How Big Are We Going to Let the Inequality Gap Get?

by | May 5, 2021 | Global inequalities | 0 comments

Image: Matt Wuerker, Politico Magazine

By Annabel Jones

Can you still believe that in the 21st century people are living in absolute poverty, while others live a life of luxury? When examining inequality, we need to take into account the inequalities within countries as well as between them, whilst understanding the vast types of inequality that there is.  As countries become more globalised the severity of inequality increases drastically.

When combining the fortunes of the world’s richest people, the total last year accumulated to $14 trillion. This Figure from Oxfam is particularly alarming when considering it is the same amount as the poorest 50% of the population, equalling to 3.8 billion people. These destressing figures show how the poor are remaining poor and the rich are getting richer.  The Oxfam website also stated that taxation had an extensive role to play in extreme inequality. By abusing the global tax system, governments are becoming ultimately deprived of the social necessities that they require to function. Wealth is exported to tax heavens, where it becomes untaxed and unknown to government authorities. However, companies and individuals are occasionally prosecuted for these acts, but they often go unnoticed as they exploit weaknesses within the government system. Could you commit a serious crime knowing that it could lead to others in society living in extreme poverty?

A depiction of the Kuznet's Curve representing levels of environmental degradation and GPD as societies move from pre industrial to industrial to post-industrial

A theory developed by economist Simon Kuznets in the 1950’s and 1960’s, known as the ‘Kuznets curve’, showed a theory on inequality. Kuznets thought it was perfectly normal for countries at the start to be more unequal, as capitalism developed meaning more wealth could be accumulated. This is depicted by the steepness at the start of the graph. Although, Kuznets also believed that society would eventually become more equal; hence the steep drop on the other side of the graph. The Kuznets curve is useful to a small degree as it shows that society does have the potential to reduce inequality, with a more equal distribution of wealth. However, this seems less and less plausible, as only a small group of people have access to invest in the market. While the wage of those that can invest grows, the wages of the poor are shrinking as a result of cheap labour.
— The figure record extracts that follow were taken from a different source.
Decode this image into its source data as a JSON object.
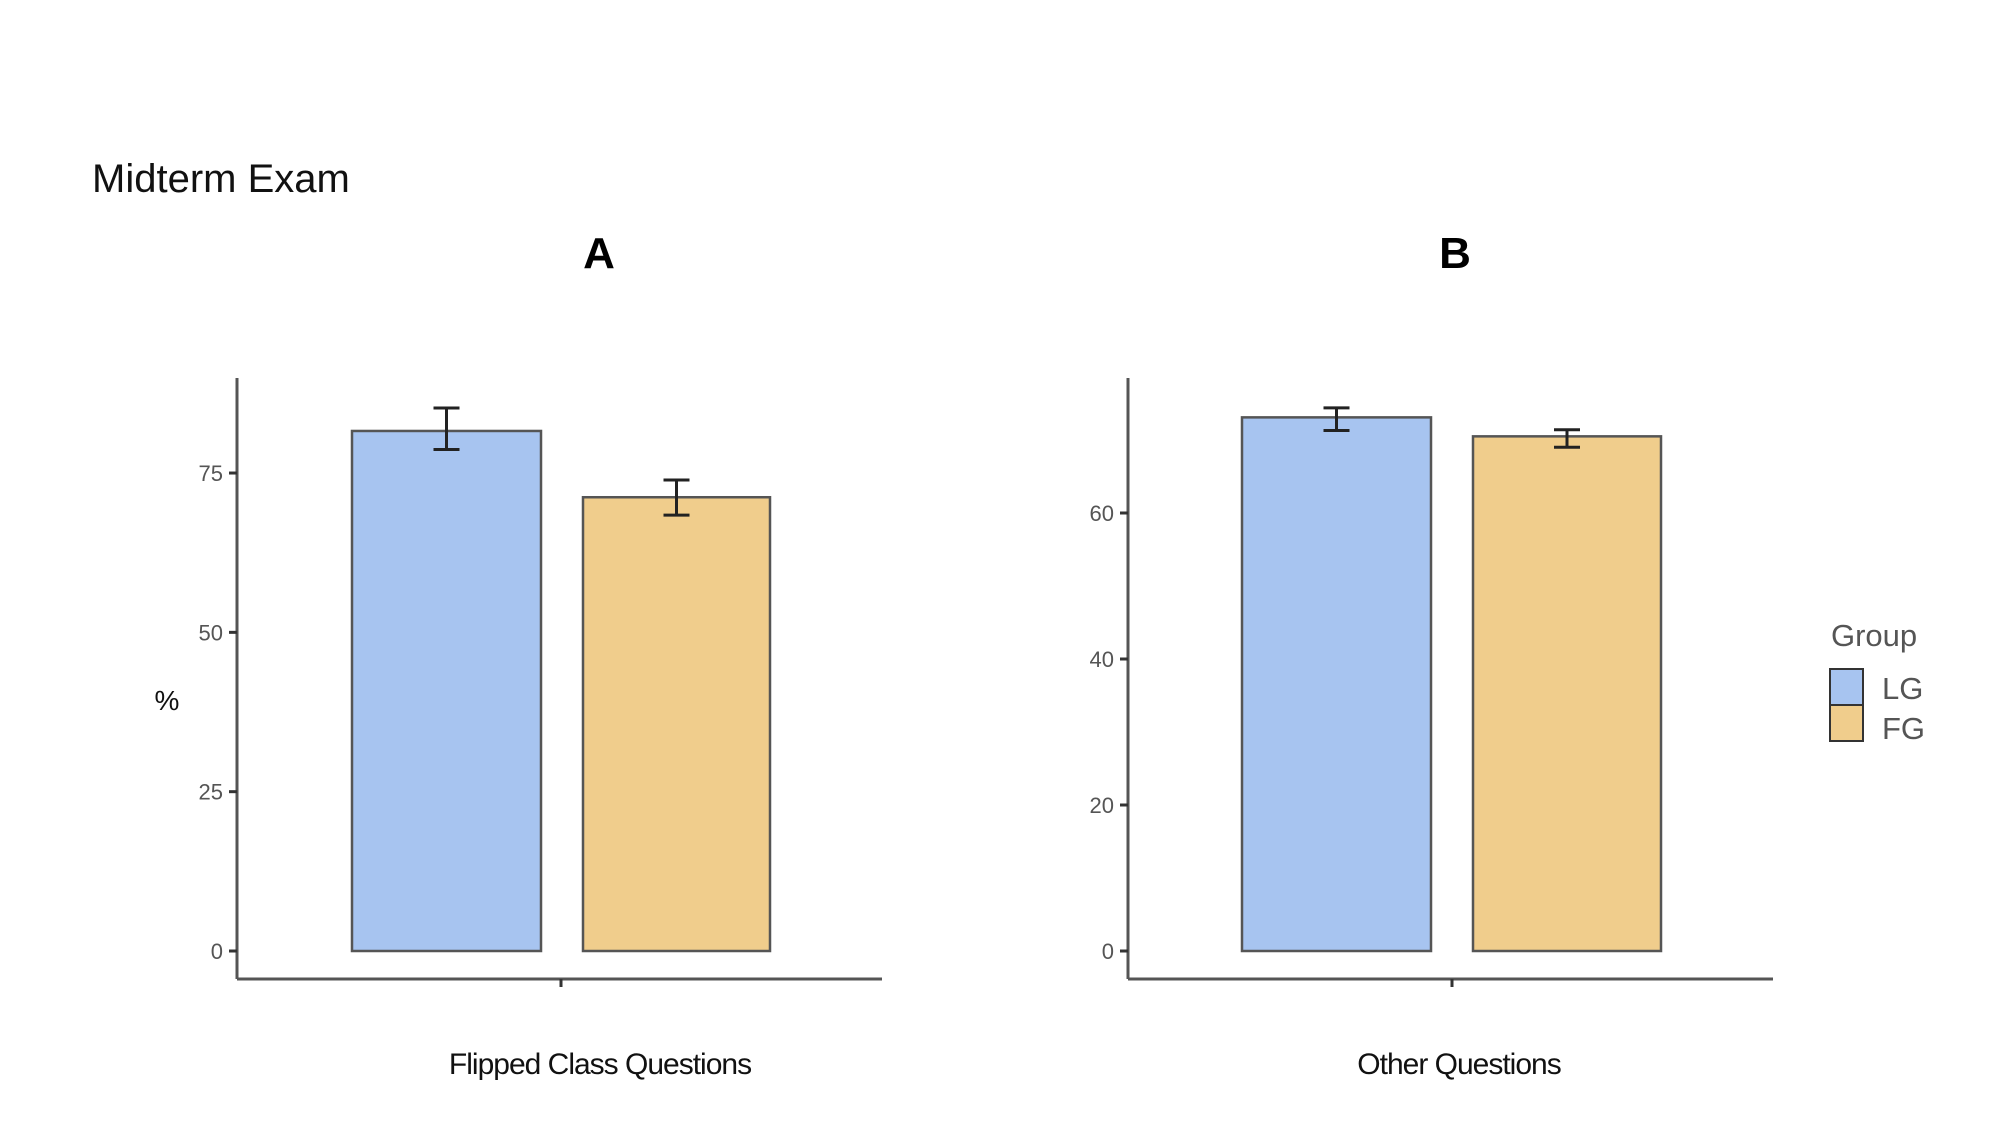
{
  "chart_data": [
    {
      "type": "bar",
      "figure_title": "Midterm Exam",
      "title": "A",
      "xlabel": "Flipped Class Questions",
      "ylabel": "%",
      "yticks": [
        0,
        25,
        50,
        75
      ],
      "ylim": [
        0,
        86
      ],
      "categories": [
        "LG",
        "FG"
      ],
      "values": [
        81.6,
        71.2
      ],
      "error_low": [
        78.7,
        68.4
      ],
      "error_high": [
        85.2,
        73.9
      ]
    },
    {
      "type": "bar",
      "title": "B",
      "xlabel": "Other Questions",
      "ylabel": "",
      "yticks": [
        0,
        20,
        40,
        60
      ],
      "ylim": [
        0,
        76
      ],
      "categories": [
        "LG",
        "FG"
      ],
      "values": [
        73.1,
        70.5
      ],
      "error_low": [
        71.3,
        69.0
      ],
      "error_high": [
        74.4,
        71.4
      ]
    }
  ],
  "legend": {
    "title": "Group",
    "placement": "right",
    "items": [
      {
        "label": "LG",
        "color": "#a7c4f0"
      },
      {
        "label": "FG",
        "color": "#f0cd8c"
      }
    ]
  }
}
A chart depicting global inequalities in living standards through measures of child mortality, life expectancy etc.


A particular interesting theory surrounding inequality is the Convergence thesis. This theory focuses on the idea that it’s more about the location that you are born in, rather than who you are. “You cannot get healthy and wealthy on your own- societies make progress”. The representation above shows the variations in global inequality, from the most to the least developed countries. This theory proves to be very useful when trying to understand how we can try to tackle inequality on a global scale.  Nevertheless, it is also important to consider the social problems that are caused as a result of inequalities, within a country. Inequality becomes more concentrated in a location if the misfortune is passed on from generation to generation, as it becomes a continues cycle. As the inequality within a country rises so does the social problems, as the economy is put under strain. If a country is considered to be rich it can still face high amounts of inequality, as the wealth isn’t distributed evenly, meaning groups in society are still struggling.

“Inherited wealth will dominate wealth amassed from a lifetime’s labour by a wide margin” Piketty (2014, p27).  This reference from Piketty concludes the theory that wealth is so difficult to gain within society, due to the social and economic inequalities. Instead inherited wealth is what is most likely to secure a person’s economic status, thus showing an unequal distribution in wealth.

The big question is can inequality really be solved? Greater economic growth and democratisation does not in particularly lead to greater equality. Inequality varies on such a large scale between countries, that inequality within a country needs to be given a whole different approach. Hickel believed that the burden of debt needs to be relieved in countries, such as those in the global south, as well as more representations at global organisations. Although, this a valid approach to take, is it effective enough in the short term? Inequality is a very prominent issue today, whether that be locally, nationally or globally. There are inequalities all around us that need to be tackled, because who knows one day you might be a victim to the consequences of inequalities.



Piketty, T. (2014). Capital in the twenty-first century. Cambridge (Massachusetts): London.